Americans who do not live and die by the political cycle, who have lashed neither their resumes nor their identities to either party, who are not indefatigable partisans making judgments based on the ideological affiliations of the parties involved -- surely they are weary of the insulting liar's poker marathon that ensues every time some member of the elite is shown to have stuffed a few socks into the codpiece of his public persona.

The gust of wind produced by millions of eyeballs simultaneously rolling heavenward during Linda Chavez's painful "love me, love me do" news conference was stronger than El Nino's. No wonder voter participation rates are so abysmal here given the familiarity-bred contempt that the well-informed but nonideological voter must battle.

When will our leaders stop insulting our intelligence? When will someone at the height of public life stand and admit to lapses of judgment of the type any decent person might make and trust the rest of us to let the knucklehead off with the noogie of a few Letterman skewerings?

Naive? No. Who would have thought that puritanical America would keep President Clinton's personal failings separate from his triumphs in the capacity for which he was hired? And what of Christine Todd Whitman in her first gubernatorial bid, when she admitted to employing and housing an illegal immigrant couple for five years? She told the truth, paid substantial fines and has been Madame Governor ever since. Likely, she'll soon be Madame EPA Chief, her transgression atoned for and long forgotten.

Consider John McCain, whose maverick presidential campaign this season caught fire in part because of his refreshing willingness to speak frankly, admit mistakes and take criticism seriously.

Obviously, no one can expect to survive admissions of either purely self-serving or criminal acts. Also, the lapse of judgment would have had to cease at least a few years before the admission -- the longer, obviously, the worse the mistake. Certainly, no unshriven transgressor could criticize others for committing the same transgression, regardless of time passed. One would also have to do nothing to cover up the act, or pressure others to do so. Most important, one should come clean at the first meaningful opportunity. An FBI background check is probably as good a time as any.

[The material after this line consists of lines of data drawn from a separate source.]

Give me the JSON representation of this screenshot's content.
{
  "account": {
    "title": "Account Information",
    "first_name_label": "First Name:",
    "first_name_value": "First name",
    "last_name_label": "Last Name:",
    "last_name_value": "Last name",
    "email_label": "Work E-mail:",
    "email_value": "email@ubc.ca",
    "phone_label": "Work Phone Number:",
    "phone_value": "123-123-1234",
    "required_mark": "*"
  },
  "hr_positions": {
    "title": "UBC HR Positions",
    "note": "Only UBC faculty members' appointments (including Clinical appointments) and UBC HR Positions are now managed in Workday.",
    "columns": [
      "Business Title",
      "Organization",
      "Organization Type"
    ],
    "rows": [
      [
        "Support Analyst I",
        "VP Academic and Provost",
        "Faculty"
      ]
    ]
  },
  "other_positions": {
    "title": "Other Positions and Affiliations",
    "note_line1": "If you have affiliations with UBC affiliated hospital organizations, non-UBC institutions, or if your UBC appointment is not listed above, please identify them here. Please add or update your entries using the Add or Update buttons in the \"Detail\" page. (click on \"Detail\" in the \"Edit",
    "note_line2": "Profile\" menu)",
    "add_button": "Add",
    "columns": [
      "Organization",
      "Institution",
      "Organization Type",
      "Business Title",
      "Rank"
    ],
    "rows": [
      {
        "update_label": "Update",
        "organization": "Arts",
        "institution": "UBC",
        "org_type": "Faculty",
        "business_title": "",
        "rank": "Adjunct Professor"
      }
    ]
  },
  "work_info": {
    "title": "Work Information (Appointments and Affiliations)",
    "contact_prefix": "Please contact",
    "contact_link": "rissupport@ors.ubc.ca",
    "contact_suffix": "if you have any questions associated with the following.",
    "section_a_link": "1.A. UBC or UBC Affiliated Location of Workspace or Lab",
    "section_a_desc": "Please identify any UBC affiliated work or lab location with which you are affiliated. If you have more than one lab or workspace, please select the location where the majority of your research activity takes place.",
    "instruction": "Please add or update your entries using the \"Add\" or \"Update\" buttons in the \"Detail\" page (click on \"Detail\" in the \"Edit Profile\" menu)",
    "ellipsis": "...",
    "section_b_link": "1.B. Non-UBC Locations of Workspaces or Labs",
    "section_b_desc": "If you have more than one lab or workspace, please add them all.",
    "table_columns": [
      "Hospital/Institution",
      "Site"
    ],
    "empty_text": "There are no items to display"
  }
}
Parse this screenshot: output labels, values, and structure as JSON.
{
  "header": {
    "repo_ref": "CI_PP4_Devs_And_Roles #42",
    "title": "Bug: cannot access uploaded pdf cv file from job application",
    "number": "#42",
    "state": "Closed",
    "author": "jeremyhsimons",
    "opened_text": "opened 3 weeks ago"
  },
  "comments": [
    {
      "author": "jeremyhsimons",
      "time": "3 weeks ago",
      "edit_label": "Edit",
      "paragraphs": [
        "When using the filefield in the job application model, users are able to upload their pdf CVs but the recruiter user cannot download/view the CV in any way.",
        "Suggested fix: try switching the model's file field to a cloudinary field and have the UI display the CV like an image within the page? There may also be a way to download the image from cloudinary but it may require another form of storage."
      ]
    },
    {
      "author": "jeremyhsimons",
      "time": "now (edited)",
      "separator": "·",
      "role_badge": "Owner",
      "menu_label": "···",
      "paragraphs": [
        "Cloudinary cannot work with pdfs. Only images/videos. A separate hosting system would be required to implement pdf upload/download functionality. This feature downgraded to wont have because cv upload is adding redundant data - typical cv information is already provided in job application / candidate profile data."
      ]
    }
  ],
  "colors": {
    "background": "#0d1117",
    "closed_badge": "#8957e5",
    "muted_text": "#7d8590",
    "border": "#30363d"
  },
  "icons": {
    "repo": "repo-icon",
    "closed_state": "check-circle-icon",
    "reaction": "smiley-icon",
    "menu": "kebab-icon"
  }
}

Thankfully, we have a few positive examples of character -- Whitman and McCain, however strategic or unavoidable their choices may have been -- to stoke our forlorn hopes for both leaders of character and parties that might someday encourage (let alone require) such character. Because we can't go on choosing leaders this way, not if we don't want voters to become ever more disaffected. Every clash can't be framed as instant judgment -- that is, if the alleged behavior occurred, the conversation ends and the next player takes the stage. Life is more complicated than that, and politics ought to be, too. The correct question ought to be, "Even if the behavior occurred, how disqualifying is it, really, in context?"

Eventually, someone at the height of public life is going to have to stand up for everyone who's ever pulled something boneheaded -- all of us, in other words -- and demand that acknowledged mistakes be kept in perspective.

Let's play a game. Let's say Anita Hill told the truth. Clarence Thomas admits to having been a pig in the early 1980s, before society had made clear its taboo on such behavior. He expresses sincere regret, reminds us that he never laid a hand on her, helped rather than hurt her career and had truly not understood how his actions made her feel. He de- and renounces sexual harassment, swears not to have practiced it in a decade and not to tolerate it if he witnesses it in the future. Patricia Ireland shakes his hand, accepts his apology on behalf of women everywhere and refocuses the debate on his judicial opinions and writings. Who needs psychotropic drugs?

Back in the real world, the question remains, how can a country ever grow up when no one ever talks to it like an adult? But then, I still believe that every vote ought to count.